Just as important as asking questions, however, is watching the farmer closely and trying to learn as much as possible just from observing him. You will be doing new and different tasks almost every day for the entire time you are here. I, on the other hand, will be doing tasks that I have done so many times that they are (sometimes) second nature to me. If the way I do something doesn't make sense to you, ask me about it. Chances are that I have a reason for doing it that way (although sometimes it is hard for me to remember what the reason was).
The other thing that you as an apprentice should be trying to learn is whether the farming life is for you. I can't help you there except by giving you the total immersion experience. By the time you leave here, you will have become an integral part of this farm.
Monday-Thursday
The apprentice's day runs from 6 in the morning until 6 in the evening, with a 2-hour break for lunch and rest during the hottest part of the day.
Friday
The big harvest day. We start at daybreak and stop when everything is picked, with only a short break for lunch.
Saturday
Market day in Evanston.
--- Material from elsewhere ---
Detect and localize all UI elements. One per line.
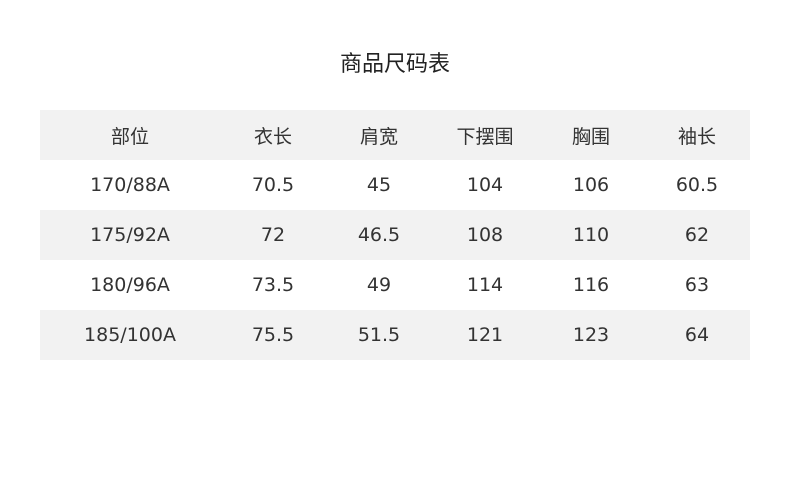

We leave the farm at around 1 in the morning and return around 5:30 p.m.
Days off
Saturday and Sunday, unless you helped out at the market on Saturday, in which case you get Sunday and Monday off.
Apprentices are provided with free lodging in a 14 x 60 foot mobile home located on the farm. The home has a full kitchen, bathroom, living room and three bedrooms. You will share the home with the other apprentices.
The apprenticeship is meant to be a learning and training experience, not a job. As such, you won't be paid wages. You will receive a stipend every week, which should cover your living expenses while you are here. Housing is free (you won’t pay for rent, utilities, repairs, etc.) and your food bill should be next to nothing as you’ll get all the vegetables you can eat as well as any fruit, meat, grains and eggs that we grow for our own use.